After a contentious hearing, Bay’s nomination was approved by a 13-9 vote. The nomination of LaFleur, currently the acting chair, advanced by a 21-1 vote.
President Barack Obama has said he intends to elevate Bay, who joined FERC in 2009 as head of its enforcement division, to chairman once he is confirmed by the Senate.
Most Republicans voted against Bay, taking their lead from Alaska’s Lisa Murkowski, her party’s senior member on the panel.
It is unclear when the full Senate will consider the nominations for FERC, which regulates elements of the U.S. natural gas, electricity, oil and hydropower industries, including the reliability of the electricity grid.
Bay is a former federal prosecutor and law professor at the University of New Mexico. At FERC, he has led investigations into energy trading practices at major Wall Street banks.

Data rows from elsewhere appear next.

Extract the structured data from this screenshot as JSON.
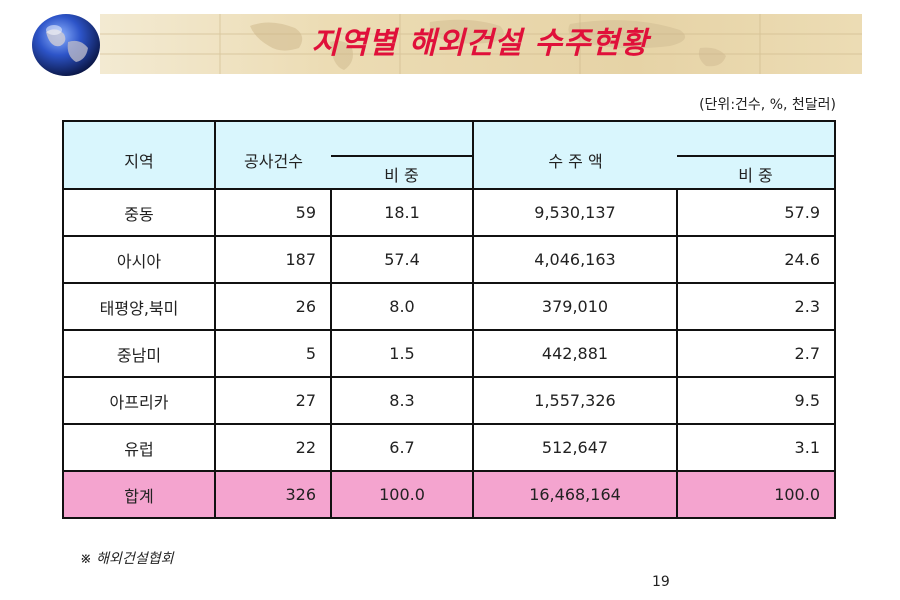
{
  "title": "지역별 해외건설 수주현황",
  "unit_note": "(단위:건수, %, 천달러)",
  "table": {
    "headers": {
      "region": "지역",
      "count": "공사건수",
      "count_share": "비 중",
      "amount": "수 주 액",
      "amount_share": "비 중"
    },
    "rows": [
      {
        "region": "중동",
        "count": "59",
        "count_share": "18.1",
        "amount": "9,530,137",
        "amount_share": "57.9"
      },
      {
        "region": "아시아",
        "count": "187",
        "count_share": "57.4",
        "amount": "4,046,163",
        "amount_share": "24.6"
      },
      {
        "region": "태평양,북미",
        "count": "26",
        "count_share": "8.0",
        "amount": "379,010",
        "amount_share": "2.3"
      },
      {
        "region": "중남미",
        "count": "5",
        "count_share": "1.5",
        "amount": "442,881",
        "amount_share": "2.7"
      },
      {
        "region": "아프리카",
        "count": "27",
        "count_share": "8.3",
        "amount": "1,557,326",
        "amount_share": "9.5"
      },
      {
        "region": "유럽",
        "count": "22",
        "count_share": "6.7",
        "amount": "512,647",
        "amount_share": "3.1"
      }
    ],
    "total": {
      "region": "합계",
      "count": "326",
      "count_share": "100.0",
      "amount": "16,468,164",
      "amount_share": "100.0"
    }
  },
  "source": "※ 해외건설협회",
  "page_number": "19",
  "colors": {
    "title": "#e0103a",
    "header_bg": "#d9f6fd",
    "total_bg": "#f4a4cf",
    "banner_bg": "#e6d3a6"
  },
  "icons": [
    "globe-icon",
    "world-map-watermark"
  ]
}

Murkowski has pushed hard for LaFleur, with a deep background in utility regulation, to be named to the top job at FERC, which she has held on an acting basis since November.
Bay ”is clearly a learned man, but does he have the experience in the energy policy and regulatory policy that FERC deals with on a day-to-day basis? I haven’t been convinced,“ Murkowski said. I‘m not interested in someone in charge of FERC doing on-the-job training,”

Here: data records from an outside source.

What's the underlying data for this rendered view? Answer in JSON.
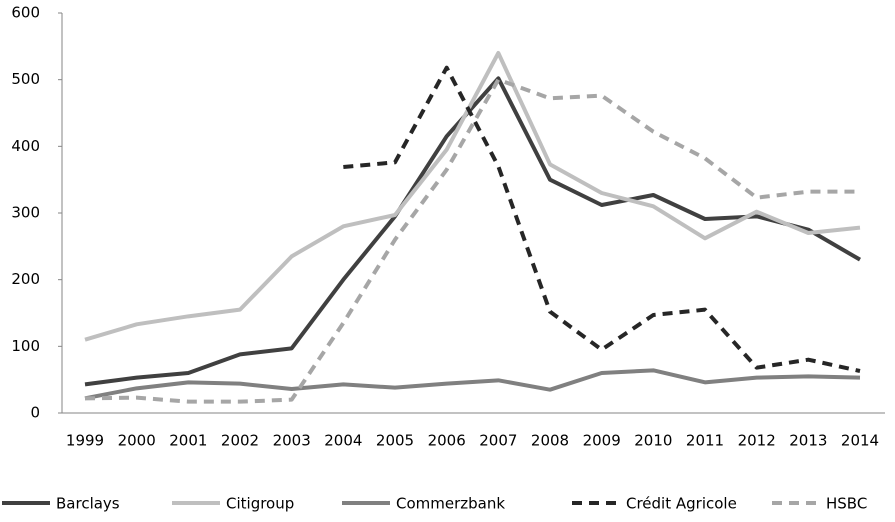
{
  "chart_data": {
    "type": "line",
    "categories": [
      "1999",
      "2000",
      "2001",
      "2002",
      "2003",
      "2004",
      "2005",
      "2006",
      "2007",
      "2008",
      "2009",
      "2010",
      "2011",
      "2012",
      "2013",
      "2014"
    ],
    "series": [
      {
        "name": "Barclays",
        "color": "#404040",
        "dashed": false,
        "values": [
          43,
          53,
          60,
          88,
          97,
          200,
          295,
          415,
          502,
          350,
          312,
          327,
          291,
          295,
          275,
          230
        ]
      },
      {
        "name": "Citigroup",
        "color": "#bfbfbf",
        "dashed": false,
        "values": [
          110,
          133,
          145,
          155,
          235,
          280,
          297,
          395,
          540,
          373,
          330,
          310,
          262,
          302,
          270,
          278
        ]
      },
      {
        "name": "Commerzbank",
        "color": "#808080",
        "dashed": false,
        "values": [
          22,
          37,
          46,
          44,
          36,
          43,
          38,
          44,
          49,
          35,
          60,
          64,
          46,
          53,
          55,
          53
        ]
      },
      {
        "name": "Crédit Agricole",
        "color": "#262626",
        "dashed": true,
        "values": [
          null,
          null,
          null,
          null,
          null,
          369,
          376,
          518,
          370,
          152,
          95,
          147,
          155,
          68,
          80,
          63
        ]
      },
      {
        "name": "HSBC",
        "color": "#a6a6a6",
        "dashed": true,
        "values": [
          22,
          23,
          17,
          17,
          20,
          135,
          260,
          365,
          500,
          472,
          476,
          422,
          382,
          323,
          332,
          332
        ]
      }
    ],
    "ylim": [
      0,
      600
    ],
    "yticks": [
      0,
      100,
      200,
      300,
      400,
      500,
      600
    ],
    "grid": false,
    "legend": "bottom"
  }
}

Senator Joe Manchin, Democrat of West Virginia, said he understood the White House would retain LaFleur as acting chair for nine months before Bay took over.

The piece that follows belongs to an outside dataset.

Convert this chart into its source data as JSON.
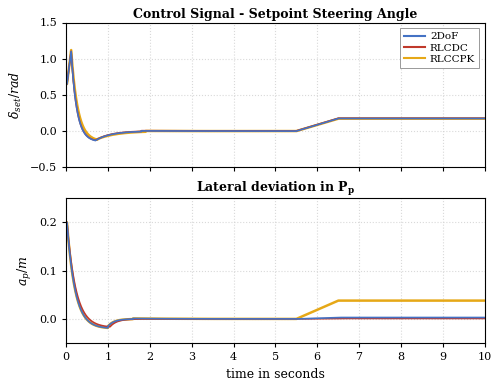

But Murkowski said she had not received that assurance from the administration.
LaFleur was first nominated to FERC by Obama in 2010 after two decades in the electric and natural gas industries, including a spell as acting chief executive of National Grid USA. Her FERC term expires this month.
The agency has been without a permanent head since Jon Wellinghoff departed in November.
Obama’s first choice as replacement, Colorado regulator Ron Binz, withdrew from consideration in October after it became clear his nomination was unlikely to clear the energy panel.
Binz was criticized by some conservative groups as favoring renewable energy sources like wind over coal and natural gas.